Souvent, on cite Théano (VI
e-V
e siècles avant J.-C.) comme la première mathématicienne dont le nom nous soit parvenu. Mais qui est Théano ? On ne le sait pas vraiment : si certaines sources grecques la citent comme l’épouse de Pythagore, d’autres en font l’épouse de Brontinos, un membre de la secte pythagoricienne. Peut-être encore s’agit-il de deux femmes distinctes. Ce que l’on remarque aussitôt, c’est que la Théano dont on imagine qu’elle était mathématicienne l’était manifestement par lien avec un homme. C’est une caractéristique très fréquente : être « fille de » ou « femme de » était généralement la solution pour accéder à un enseignement traditionnellement refusé aux femmes (
voir l'article « Catégoriser les femmes de science au XVIIIe siècle »).
Lorsque Théano est considérée comme la femme de Pythagore, on considère qu’elle reprend la direction de l’école de son défunt mari (tout comme le fera manifestement l’épouse de Tommaso dell’Abaco en 1330,
voir l'article « Le Moyen Âge, entre représentations et réalité »). C’est donc à la fois le fait d’être épouse d’un mathématicien puis continuatrice de son travail qui fait qu’on la suppose mathématicienne.

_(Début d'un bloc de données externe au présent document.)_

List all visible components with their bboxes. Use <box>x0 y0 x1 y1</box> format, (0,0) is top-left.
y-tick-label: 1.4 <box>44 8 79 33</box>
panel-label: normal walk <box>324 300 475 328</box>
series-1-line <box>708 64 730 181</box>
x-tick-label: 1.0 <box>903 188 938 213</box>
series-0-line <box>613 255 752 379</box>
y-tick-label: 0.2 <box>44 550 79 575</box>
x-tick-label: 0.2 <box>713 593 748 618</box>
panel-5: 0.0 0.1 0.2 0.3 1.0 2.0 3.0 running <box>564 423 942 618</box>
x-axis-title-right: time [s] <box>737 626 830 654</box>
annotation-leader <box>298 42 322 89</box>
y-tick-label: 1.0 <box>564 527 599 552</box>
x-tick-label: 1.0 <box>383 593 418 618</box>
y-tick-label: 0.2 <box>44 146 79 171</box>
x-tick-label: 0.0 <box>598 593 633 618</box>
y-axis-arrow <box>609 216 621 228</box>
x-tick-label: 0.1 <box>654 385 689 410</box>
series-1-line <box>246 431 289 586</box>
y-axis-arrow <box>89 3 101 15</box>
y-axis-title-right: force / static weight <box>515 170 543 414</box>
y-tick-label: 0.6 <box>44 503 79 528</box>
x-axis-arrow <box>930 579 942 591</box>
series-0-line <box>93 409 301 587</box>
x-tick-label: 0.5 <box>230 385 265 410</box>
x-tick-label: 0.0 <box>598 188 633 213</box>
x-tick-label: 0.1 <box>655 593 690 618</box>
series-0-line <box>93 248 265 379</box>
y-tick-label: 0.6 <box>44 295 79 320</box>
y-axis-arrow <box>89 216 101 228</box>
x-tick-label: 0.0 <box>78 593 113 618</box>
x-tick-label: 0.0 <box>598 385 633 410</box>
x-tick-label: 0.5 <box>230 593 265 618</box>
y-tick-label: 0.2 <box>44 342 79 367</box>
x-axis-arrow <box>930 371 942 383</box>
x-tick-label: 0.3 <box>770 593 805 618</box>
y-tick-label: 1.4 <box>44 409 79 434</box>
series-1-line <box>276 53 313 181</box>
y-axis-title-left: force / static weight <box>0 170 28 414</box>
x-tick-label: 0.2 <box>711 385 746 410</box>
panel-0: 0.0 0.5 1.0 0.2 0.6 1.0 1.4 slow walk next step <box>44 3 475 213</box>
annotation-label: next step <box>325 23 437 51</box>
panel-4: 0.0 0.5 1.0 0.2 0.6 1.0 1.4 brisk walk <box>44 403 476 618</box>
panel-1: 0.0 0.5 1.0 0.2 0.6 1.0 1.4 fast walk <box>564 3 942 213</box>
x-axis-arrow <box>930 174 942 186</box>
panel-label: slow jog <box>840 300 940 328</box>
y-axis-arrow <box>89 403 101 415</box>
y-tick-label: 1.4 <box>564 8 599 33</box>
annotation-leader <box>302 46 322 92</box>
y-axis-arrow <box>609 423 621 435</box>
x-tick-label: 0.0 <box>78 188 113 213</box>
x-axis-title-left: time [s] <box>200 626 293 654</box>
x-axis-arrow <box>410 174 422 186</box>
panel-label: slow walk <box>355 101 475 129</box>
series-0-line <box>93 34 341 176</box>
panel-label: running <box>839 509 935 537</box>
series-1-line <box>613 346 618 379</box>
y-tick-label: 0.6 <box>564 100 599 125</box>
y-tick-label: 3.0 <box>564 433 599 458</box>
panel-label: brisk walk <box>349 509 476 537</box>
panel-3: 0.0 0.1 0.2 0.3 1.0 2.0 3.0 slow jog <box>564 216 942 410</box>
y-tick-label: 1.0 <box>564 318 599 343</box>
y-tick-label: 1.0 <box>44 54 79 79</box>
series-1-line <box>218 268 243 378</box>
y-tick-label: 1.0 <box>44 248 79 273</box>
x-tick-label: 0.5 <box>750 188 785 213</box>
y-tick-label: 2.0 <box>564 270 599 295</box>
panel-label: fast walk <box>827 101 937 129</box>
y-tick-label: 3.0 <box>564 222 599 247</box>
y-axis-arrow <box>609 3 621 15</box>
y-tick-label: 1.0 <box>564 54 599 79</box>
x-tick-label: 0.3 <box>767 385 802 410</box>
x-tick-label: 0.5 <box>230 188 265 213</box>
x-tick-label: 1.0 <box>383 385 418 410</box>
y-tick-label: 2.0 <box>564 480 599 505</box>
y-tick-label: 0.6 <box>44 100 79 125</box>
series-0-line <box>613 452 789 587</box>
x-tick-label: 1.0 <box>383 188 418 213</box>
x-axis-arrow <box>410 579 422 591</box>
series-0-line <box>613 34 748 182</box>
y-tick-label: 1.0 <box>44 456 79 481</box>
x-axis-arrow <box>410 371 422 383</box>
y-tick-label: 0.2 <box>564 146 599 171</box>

Or, premièrement, rien ne permet d’affirmer que Pythagore ait fait beaucoup de mathématiques dans sa vie : il était clairement philosophe, avec une orientation très nette en philosophie politique puisqu’il avait un rôle, au moins, d’éminence grise du gouvernement de Crotone, en Italie du Sud. Il s’est certes intéressé aux mathématiques mais dans un but manifestement plus métaphorique qu’autre chose et il n’est pas dit qu’il ait lui-même fait la moindre recherche en mathématiques. Le théorème qui porte son nom n’est pas de lui (et il ne se l’est jamais attribué) et il le voyait probablement plus comme une propriété arithmétique (la possibilité de décomposer un carré en deux carrés) révélatrice de l’unité du monde à travers les nombres que comme une propriété géométrique sur laquelle faire des exercices de mathématiques. Dès lors, dire que Théano est mathématicienne parce qu’elle est l’épouse de Pythagore n’est en rien certain.